The heads, of course, belonged to Fred and Edwina Rogers, as did the butchered cuts of flesh neatly arranged on the upper shelves. Edwina had been shot in the head at close range. Fred had been beaten to death with a claw hammer and then had his eyes gouged out. Both victims had their organs and genitalia removed. Some of these organs were later found in a nearby sewer line, as presumably the killer had cut them up and flushed them down the toilet in pieces. Some body parts were never found.
It didn’t take very long for the most likely culprit for the horrific slaying to come to light. Though the house had been stringently cleaned, including the bathtub where the bodies were probably dismembered, there were some traces of blood evidence, as well as a blood-stained keyhole saw, found in the bedroom of the Rogers’ forty-three-year-old son Charles.

Charles Frederick Rogers was a rather enigmatic individual. He was a former Navy pilot who had served in World War II, had earned a degree in nuclear physics, and worked as a seismologist for Shell Oil for nine years. He was described as extremely intelligent, was conscientious and good at his job, and spoke seven languages. After later joining the Civil Air Patrol, he was alleged to have become acquainted with David Ferrie, who would later be named as a conspirator in the JFK assassination.
Charles Rogers quit his job with no explanation in 1957 and by all accounts became something of a hermit. He moved into the house on Driscoll Street in Montrose with his parents Fred and Edwina, and reportedly only communicated with them by writing notes and pushing them out from beneath the door of his attic bedroom.
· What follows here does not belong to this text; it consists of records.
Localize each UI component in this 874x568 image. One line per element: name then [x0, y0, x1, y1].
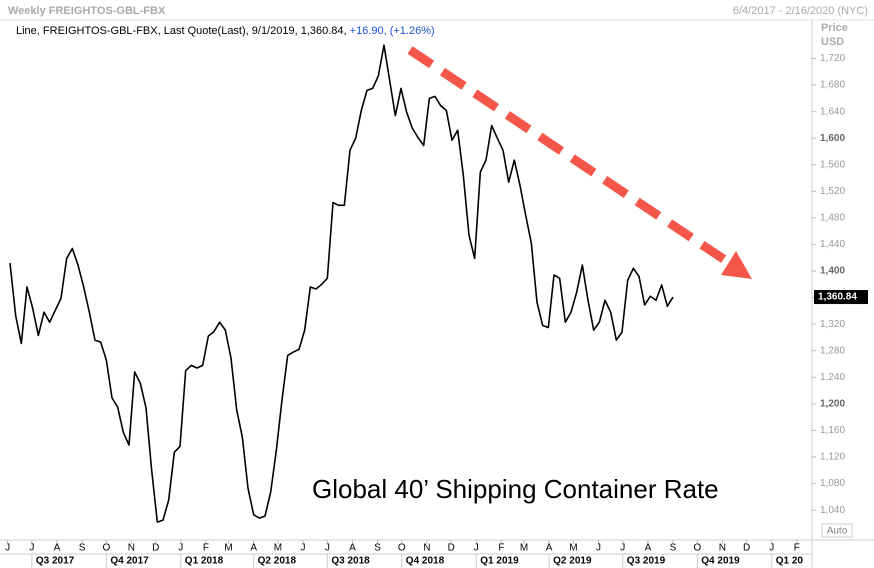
quarter-label: Q1 2018: [185, 556, 224, 567]
y-tick-label: 1,520: [820, 186, 845, 197]
legend-change: +16.90, (+1.26%): [350, 25, 435, 37]
y-tick-label: 1,280: [820, 345, 845, 356]
x-tick-label: J: [325, 543, 330, 554]
x-tick-label: J: [620, 543, 625, 554]
y-tick-label: 1,320: [820, 319, 845, 330]
y-axis-unit: USD: [821, 36, 844, 48]
y-tick-label: 1,440: [820, 239, 845, 250]
x-tick-label: J: [29, 543, 34, 554]
x-tick-label: O: [398, 543, 406, 554]
x-tick-label: N: [719, 543, 726, 554]
x-tick-label: D: [152, 543, 159, 554]
x-tick-label: D: [743, 543, 750, 554]
quarter-label: Q4 2019: [701, 556, 740, 567]
date-range: 6/4/2017 - 2/16/2020 (NYC): [733, 5, 868, 17]
x-tick-label: F: [498, 543, 504, 554]
x-tick-label: O: [693, 543, 701, 554]
quarter-label: Q3 2018: [331, 556, 370, 567]
y-tick-label: 1,040: [820, 505, 845, 516]
y-tick-label: 1,080: [820, 478, 845, 489]
quarter-label: Q2 2019: [553, 556, 592, 567]
quarter-label: Q4 2017: [110, 556, 149, 567]
auto-button[interactable]: [821, 523, 853, 538]
x-tick-label: J: [301, 543, 306, 554]
x-tick-label: J: [596, 543, 601, 554]
y-tick-label: 1,120: [820, 452, 845, 463]
x-tick-label: M: [224, 543, 232, 554]
x-tick-label: N: [423, 543, 430, 554]
y-tick-label: 1,160: [820, 425, 845, 436]
y-tick-label: 1,720: [820, 53, 845, 64]
legend-line: Line, FREIGHTOS-GBL-FBX, Last Quote(Last…: [16, 25, 435, 37]
x-tick-label: M: [520, 543, 528, 554]
x-tick-label: A: [645, 543, 652, 554]
annotation: Global 40’ Shipping Container Rate: [312, 474, 719, 504]
x-tick-label: J: [474, 543, 479, 554]
quarter-label: Q4 2018: [406, 556, 445, 567]
x-tick-label: S: [79, 543, 86, 554]
x-tick-label: J: [178, 543, 183, 554]
chart-title: Weekly FREIGHTOS-GBL-FBX: [8, 5, 166, 17]
x-tick-label: S: [374, 543, 381, 554]
trend-arrow-shaft: [407, 46, 731, 266]
y-tick-label: 1,240: [820, 372, 845, 383]
trend-arrow: [407, 46, 752, 279]
x-tick-label: M: [274, 543, 282, 554]
x-tick-label: S: [670, 543, 677, 554]
y-tick-label: 1,680: [820, 80, 845, 91]
quarter-label: Q3 2019: [627, 556, 666, 567]
y-tick-label: 1,400: [820, 266, 845, 277]
x-tick-label: A: [54, 543, 61, 554]
x-tick-label: J: [5, 543, 10, 554]
trend-arrow-head: [721, 251, 752, 279]
quarter-label: Q2 2018: [258, 556, 297, 567]
y-tick-label: 1,200: [820, 398, 845, 409]
x-tick-label: D: [448, 543, 455, 554]
x-tick-label: O: [102, 543, 110, 554]
y-tick-label: 1,480: [820, 213, 845, 224]
y-tick-label: 1,600: [820, 133, 845, 144]
x-tick-label: A: [546, 543, 553, 554]
y-tick-label: 1,640: [820, 106, 845, 117]
y-axis-title: Price: [821, 22, 848, 34]
last-value-label: 1,360.84: [818, 292, 857, 303]
auto-button-label[interactable]: Auto: [827, 526, 848, 537]
x-tick-label: A: [250, 543, 257, 554]
last-value-box: [814, 290, 868, 305]
price-line: [9, 44, 674, 523]
y-tick-label: 1,560: [820, 159, 845, 170]
x-tick-label: F: [203, 543, 209, 554]
quarter-label: Q1 2019: [480, 556, 519, 567]
x-tick-label: A: [349, 543, 356, 554]
legend-label: Line, FREIGHTOS-GBL-FBX, Last Quote(Last…: [16, 25, 347, 37]
quarter-label: Q1 20: [776, 556, 804, 567]
x-tick-label: F: [794, 543, 800, 554]
quarter-label: Q3 2017: [36, 556, 75, 567]
x-tick-label: N: [128, 543, 135, 554]
x-tick-label: M: [569, 543, 577, 554]
x-tick-label: J: [769, 543, 774, 554]
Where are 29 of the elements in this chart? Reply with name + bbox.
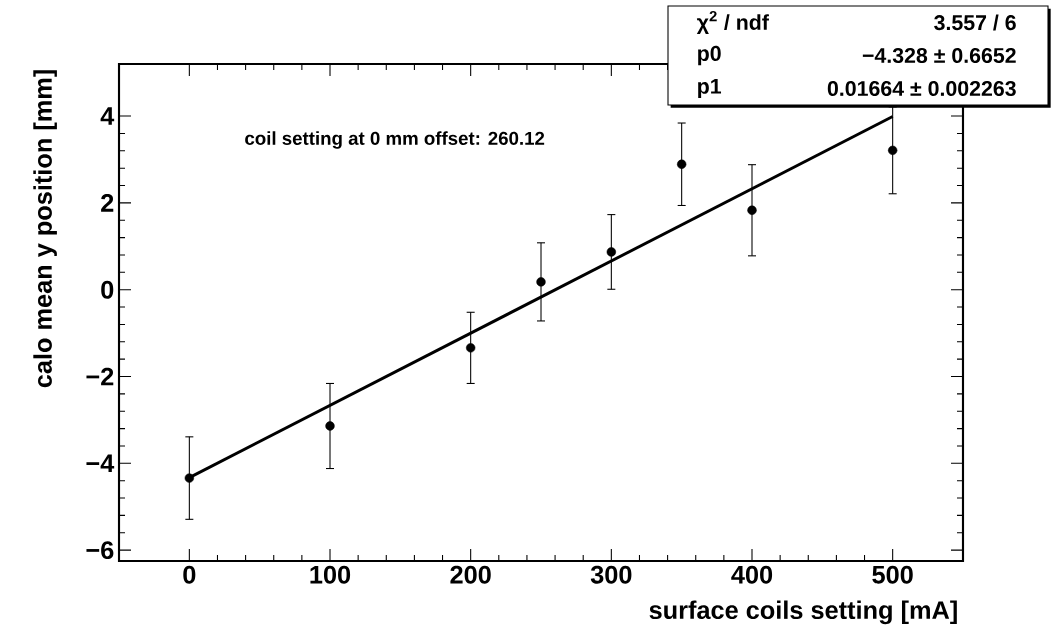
y-axis-title: calo mean y position [mm]: [33, 70, 57, 388]
annotation: p0: [698, 46, 721, 66]
point: [747, 205, 757, 216]
annotation: coil setting at 0 mm offset: 260.12: [245, 131, 545, 149]
annotation: p1: [698, 79, 722, 99]
x-tick-label: 100: [310, 565, 351, 584]
x-tick-label: 0: [183, 565, 196, 584]
point: [184, 473, 195, 483]
point: [606, 247, 617, 257]
y-tick-label: −6: [86, 541, 114, 560]
x-axis-title: surface coils setting [mA]: [649, 600, 957, 625]
point: [677, 159, 687, 170]
y-tick-label: 2: [101, 194, 114, 212]
y-tick-label: 4: [100, 107, 115, 125]
point: [325, 421, 335, 431]
text: χ$^{2}$ / ndf: [696, 11, 769, 35]
y-tick-label: −4: [86, 454, 115, 473]
text: 3.557 / 6: [934, 14, 1016, 31]
y-tick-label: 0: [101, 280, 114, 299]
text: −4.328 ± 0.6652: [862, 48, 1016, 64]
x-tick-label: 300: [590, 565, 632, 584]
x-tick-label: 500: [872, 565, 913, 584]
point: [466, 343, 476, 353]
x-tick-label: 400: [731, 565, 773, 584]
annotation: 0.01664 ± 0.002263: [827, 81, 1016, 97]
point: [536, 277, 546, 287]
x-tick-label: 200: [450, 565, 491, 584]
point: [888, 145, 898, 156]
y-tick-label: −2: [86, 367, 114, 386]
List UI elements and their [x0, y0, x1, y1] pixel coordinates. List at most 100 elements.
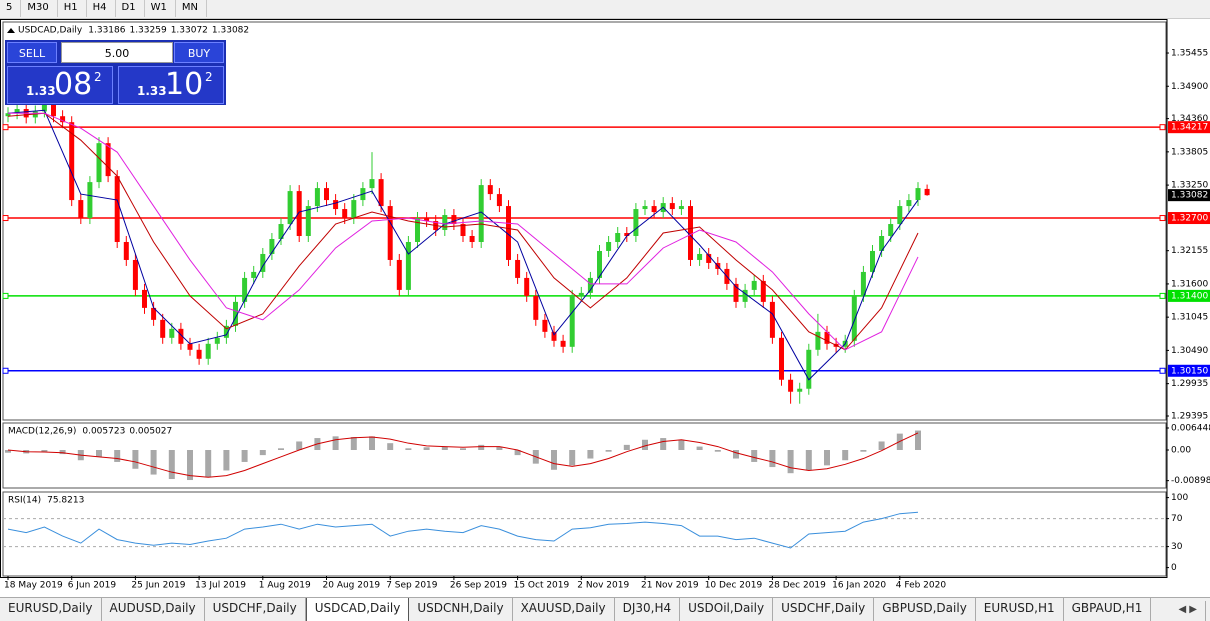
x-tick-label: 2 Nov 2019	[577, 581, 629, 591]
header-value: 0.005723	[82, 427, 125, 437]
indicator-title: USDCAD,Daily	[18, 26, 83, 36]
timeframe-button[interactable]: D1	[116, 0, 145, 17]
macd-bar	[733, 449, 739, 459]
y-tick-label: 1.29395	[1171, 411, 1208, 421]
level-anchor	[1159, 124, 1166, 131]
chart: 1.35455 1.34900 1.34360 1.33805 1.33250 1.321…	[0, 19, 1210, 591]
chart-tab[interactable]: DJ30,H4	[615, 598, 681, 621]
y-tick-label: 100	[1171, 493, 1188, 503]
macd-bar	[696, 446, 703, 450]
candle-body	[196, 349, 202, 359]
candle-body	[678, 206, 684, 210]
chart-tab[interactable]: USDCHF,Daily	[773, 598, 875, 621]
candle-body	[424, 218, 430, 222]
candle-body	[87, 182, 93, 219]
moving-average	[7, 112, 919, 351]
macd-bar	[642, 439, 648, 450]
candle-body	[751, 280, 757, 290]
chart-tab[interactable]: GBPAUD,H1	[1064, 598, 1152, 621]
header-value: 0.005027	[129, 427, 172, 437]
candle-body	[806, 349, 812, 389]
macd-bar	[59, 449, 66, 455]
level-label: 1.34217	[1171, 123, 1208, 133]
moving-average	[8, 112, 919, 351]
timeframe-button[interactable]: W1	[145, 0, 176, 17]
timeframe-button[interactable]: MN	[176, 0, 207, 17]
sell-button[interactable]: SELL	[7, 42, 57, 63]
chart-tab[interactable]: GBPUSD,Daily	[874, 598, 976, 621]
macd-bar	[387, 443, 394, 450]
chart-tab[interactable]: USDCAD,Daily	[305, 598, 410, 621]
candle-body	[915, 188, 921, 201]
macd-bar	[441, 446, 448, 450]
sell-price[interactable]: 1.33 08 2	[7, 66, 113, 104]
level-label: 1.32700	[1171, 214, 1208, 224]
chart-tab[interactable]: USDCHF,Daily	[205, 598, 306, 621]
level-label-box	[1168, 364, 1210, 377]
price-big: 08	[54, 67, 93, 102]
price-prefix: 1.33	[26, 84, 56, 98]
level-label-box	[1168, 121, 1210, 134]
timeframe-toolbar: 5 M30 H1 H4 D1 W1 MN	[0, 0, 1210, 19]
candle-body	[733, 283, 739, 302]
macd-bar	[132, 449, 139, 469]
y-tick-label: 1.34900	[1171, 82, 1208, 92]
candle-body	[578, 292, 584, 296]
macd-bar	[623, 444, 630, 450]
price-prefix: 1.33	[137, 84, 167, 98]
x-tick-label: 18 May 2019	[4, 581, 63, 591]
x-tick-label: 4 Feb 2020	[896, 581, 947, 591]
moving-average	[7, 109, 919, 381]
x-tick-label: 20 Aug 2019	[323, 581, 381, 591]
candle-body	[924, 188, 930, 196]
chart-tab[interactable]: USDCNH,Daily	[409, 598, 513, 621]
macd-bar	[296, 441, 303, 450]
pane-frame	[2, 422, 1167, 489]
chart-tab[interactable]: USDOil,Daily	[680, 598, 774, 621]
x-tick-label: 28 Dec 2019	[768, 581, 826, 591]
level-label-box	[1168, 289, 1210, 302]
candle-body	[187, 343, 193, 350]
candle-body	[378, 179, 384, 207]
timeframe-button[interactable]: M30	[21, 0, 58, 17]
macd-bar	[769, 449, 776, 468]
candle-body	[342, 209, 348, 219]
timeframe-button[interactable]: 5	[0, 0, 22, 17]
level-anchor	[2, 292, 9, 299]
candle-body	[415, 218, 420, 242]
candle-body	[760, 280, 766, 302]
candle-body	[223, 325, 229, 338]
macd-bar	[478, 444, 485, 450]
candle-body	[324, 188, 329, 201]
macd-bar	[842, 449, 849, 461]
candle-body	[333, 200, 339, 210]
lot-size[interactable]: 5.00	[61, 42, 173, 63]
macd-bar	[787, 449, 794, 474]
buy-button[interactable]: BUY	[174, 42, 224, 63]
level-label: 1.31400	[1171, 291, 1208, 301]
chart-tab[interactable]: EURUSD,Daily	[0, 598, 102, 621]
signal-line	[7, 432, 919, 478]
candle-body	[314, 188, 320, 207]
candle-body	[906, 200, 912, 207]
candle-body	[78, 200, 84, 219]
candle-body	[451, 215, 457, 225]
chart-tab[interactable]: AUDUSD,Daily	[102, 598, 205, 621]
timeframe-button[interactable]: H1	[58, 0, 87, 17]
level-anchor	[2, 124, 9, 131]
level-anchor	[2, 367, 9, 374]
candle-body	[742, 289, 748, 302]
candle-body	[606, 241, 612, 251]
candle-body	[706, 253, 712, 263]
buy-price[interactable]: 1.33 10 2	[118, 66, 224, 104]
chart-tab[interactable]: XAUUSD,Daily	[513, 598, 615, 621]
chart-tab[interactable]: EURUSD,H1	[976, 598, 1064, 621]
macd-bar	[168, 449, 175, 480]
candle-body	[569, 295, 575, 347]
timeframe-button[interactable]: H4	[87, 0, 116, 17]
macd-bar	[551, 449, 557, 470]
macd-bar	[332, 436, 339, 450]
candle-body	[897, 206, 903, 225]
tab-arrows[interactable]: ◀ ▶	[1170, 601, 1206, 621]
y-tick-label: 1.31600	[1171, 279, 1208, 289]
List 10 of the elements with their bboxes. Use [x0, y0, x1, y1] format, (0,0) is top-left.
Although he was unemployed, he often left the house before dawn and only returned after dark, so that most neighbors had no idea that he had been living there at all.
It seemed crystal clear to investigators that Charles Rogers had brutally murdered his parents for reasons known only to him; the only problem police faced was in finding where the prime suspect in the so-called “Houston Ice Box Murders” had gone. A nationwide manhunt commenced.
Needless to say, because the crime is still categorized as unsolved, the search for Charles Frederick Rogers was ultimately unsuccessful. Though there were alleged sightings of him in locations as varied as Canada, East Texas, and Honduras, no trace of the man was ever uncovered, and at last, ten years after his vanishing act, a judge declared him dead in absentia so that his estate could be probated.
Because of Rogers’ purported association with David Ferrie, some later researchers have speculated that Rogers may have been a CIA assassin who sometimes impersonated Lee Harvey Oswald, and was in fact one of the men on the infamous grassy knoll on the day John F. Kennedy was killed. This hypothesis, put forward in a 1992 book called The Man on the Grassy Knoll by John R. Craig and Philip A. Rogers, puts forth the idea that not only was Charles Rogers one of Kennedy’s assassins, but also that he had murdered his parents because they had been listening in on his phone calls and had discovered his involvement in the conspiracy.
Other researchers dismiss this claim as unfounded, and speculate that Charles Rogers killed his parents because they were abusive criminals who had stolen large amounts of money from Charles until he had finally had enough. In this scenario, put forward by Hugh and Martha Gardenier, Charles fled to Mexico after the murder and was protected by powerful individuals he knew from his days at Shell Oil, though he was later supposedly killed in Honduras during an unrelated dispute.
The case remains officially unresolved, and has been the subject of several books, including two fictional mysteries by James Ellroy.